When (at what age) do you think of, and refer to, your car as “your OLD car”?
Its first dent.
Your first $500 repair bill.
The wife announces she is expecting twins.
“I shoulda bought that one instead.”
Consumers Reports announces a worse-than-average repair record.
Your neighbor brings home his new Jaguar.
You’re taking the bus while the dealer is trying to figure out the no-start problem.
MikeInNH posts “You bought a WHAT?!”
After you purchase a replacement car. I never refer to my current car as my old car.
After about 30 years (maybe), my 25 year old car is my new car.
Agree; if you like your car and it gives you the service you expect, it’s never old until you get rid of it. Of all the cars I’ve had, the disposal age was 14, 18, 13, 10(accident write-off), 8 (gave to mother-in-law), 21, 12, 19. At no time was any of the cars less reliable than my colleagues much newer cars. Once, camping in the mid eighties in Washington state I was parked besides a retired Boeing employee who had an immaculate 1958 Mercedes 300?, with red leather inerior. The car attracted wide attention, much, more than the $50,000+ motor homes and fully loaded pickups.
It’s guaranteed to be a new car for 50/50. 50 seconds or 50 feet, whichever comes first. If you bought a model that hasn’t been remodeled in five years, you’ll always have people asking what year it is. If you buy a first year remodel, it will be the new Whatnot for a couple of years.
If it’s a '58 300SL, it’s worth a small fortune (a lot more than $50K). This is my favorite late 50s benz, this one is for sale at a local dealer:
No, this one was a black, long wheelbase sedan, at that time the equivalent of a Cadillac in Germany, and it had a straight 6 engine. A real classy barge! The most well-known person to drive a 300SL of that vintage was the late Canadian prime minister Trudeau. He drove it until he died.
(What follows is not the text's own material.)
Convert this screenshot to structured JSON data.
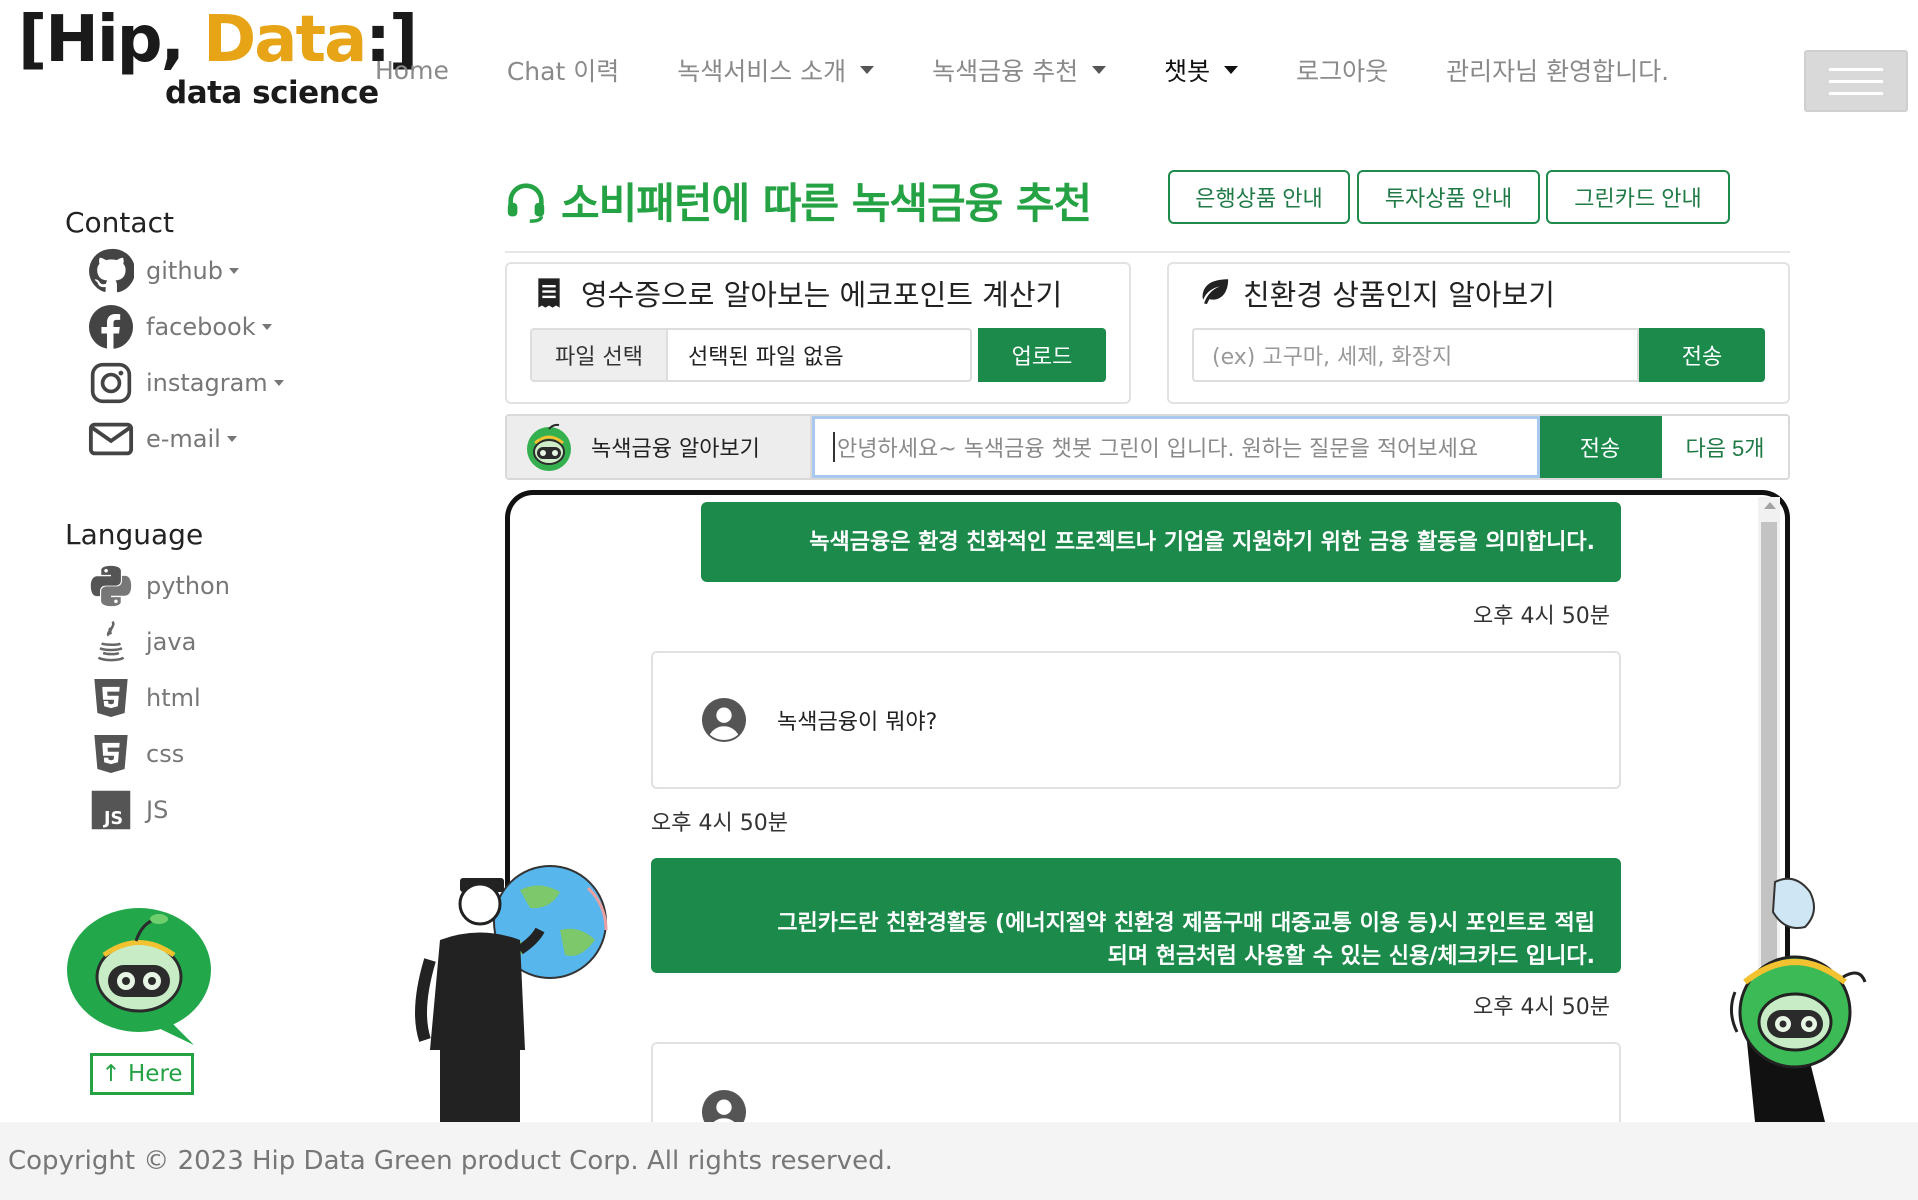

I think you are talking about a '58 300D (not diesel).
As soon as it’s driven off the dealer’s lot.
Yes, that was the model. It had vanity plates that said Ilvmy58 or somthing. It was not a diesel; he towed a small camper wwith it. A lifetime of working in aerospace where quality and reliability is key would make one want to own something special.
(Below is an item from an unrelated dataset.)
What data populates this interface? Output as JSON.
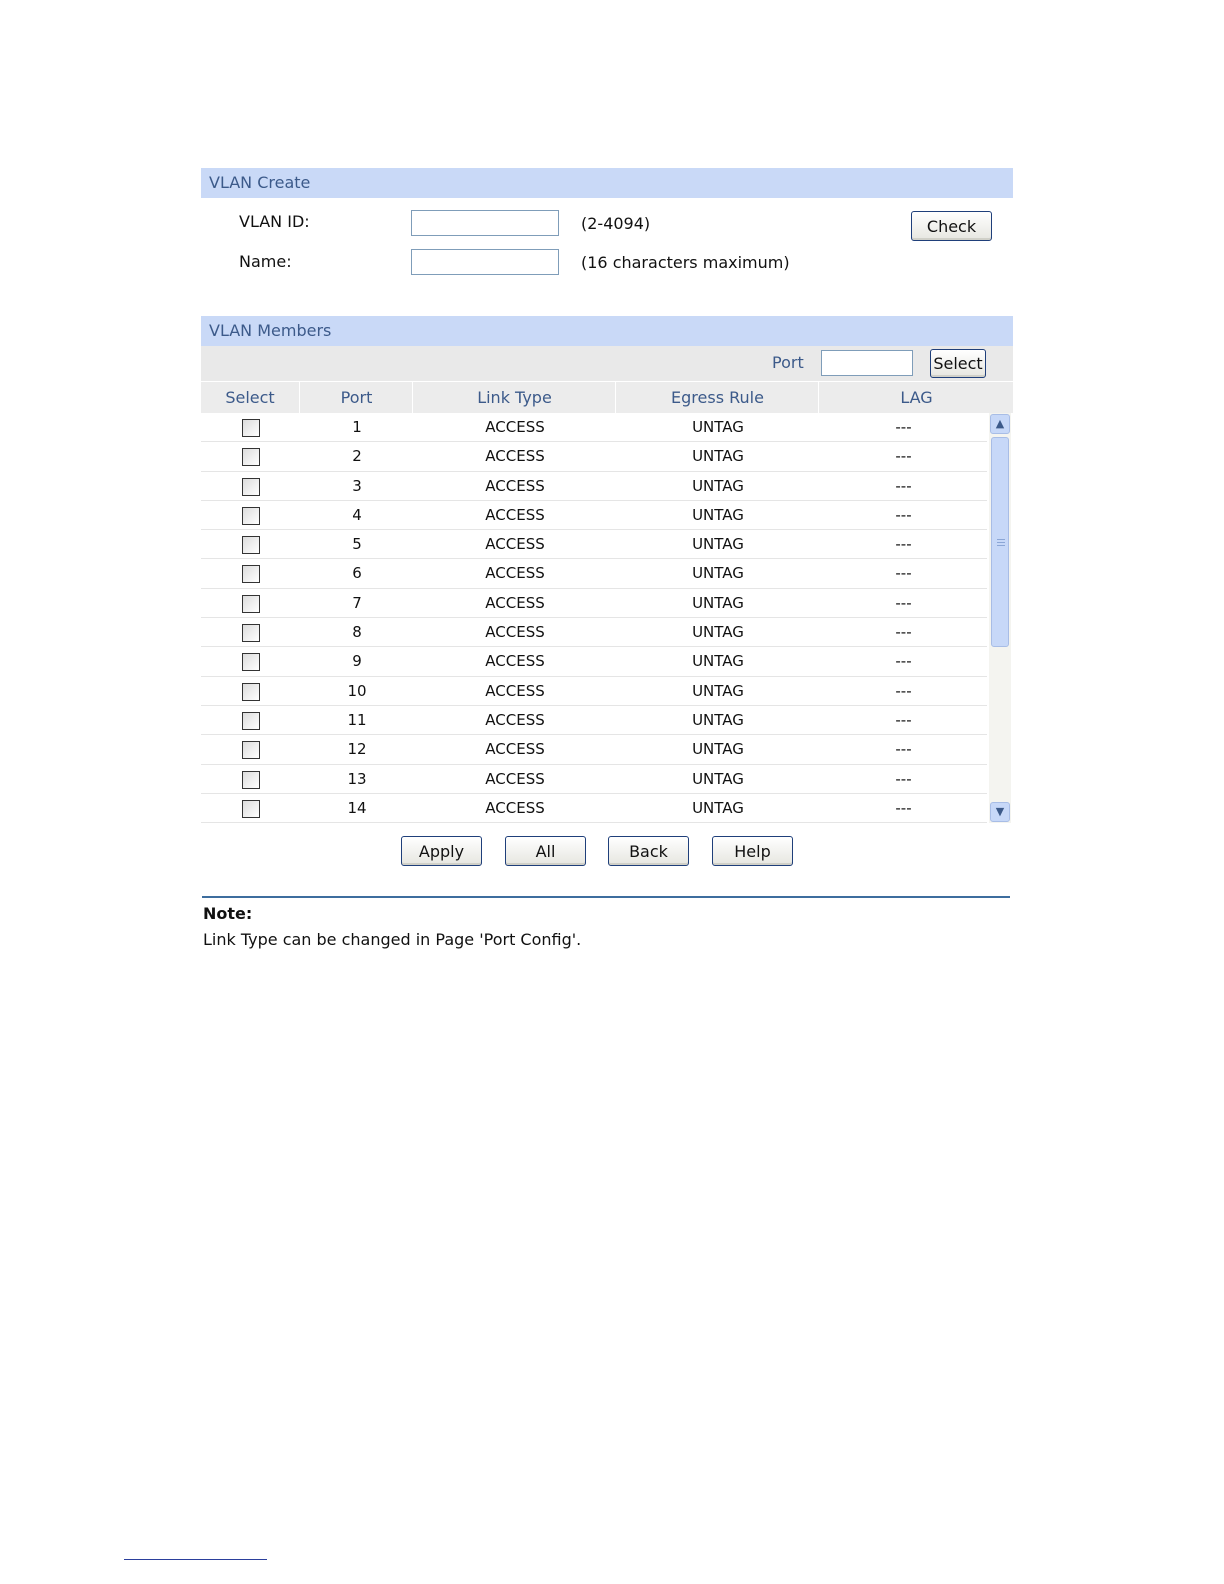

When I wish I had the next one. This usually takes about 6 to 8 years.
I still think of any car model that is 1946 or newer as a new car. Old cars are prewar models made before 1942. When I was a kid, the well-to-do people in my neighborhood had cars made after WW II. Those of us less affluent, including my parents, had pre-war cars. Manufacturing of new cars ceased in February of 1942 and didn’t resume until late 1945 with the 1946 models. Hence, there was a 4 year gap with no civilian car production. Since I am in my mid-sixties, I guess I am a pre-war model. This makes all post WWII cars seem new to me.
although the picture of the '58 caddy got my mind moving… i think the new one becomes the old one when… i can actually afford the one that catches my eye NOW.
that doesn’t happen often, and usually is accompanied by a swift wallop by the better half (thus bringing me back to reality)
My new car stays my new car until I buy something newer. My “old” car is the one that has just been sold or retired. For example, my new car is a 2006 Honda Accord, my old car was a 1989 Maxima. There may be some years in there where it’s just “my car” and neither new nor old. It’s not my old car until it’s gone.
Technically, my old car is my new car.
I bought the Civic first, then got the Chevelle, which made the Civic my old car…
If you drive a Ferrarri, the answer is “as soon as Ferrarri comes out with a replacement model”. Once you’re on their purchaser list, they automatically put you on the new waiting list when they release a replacement to you model you own.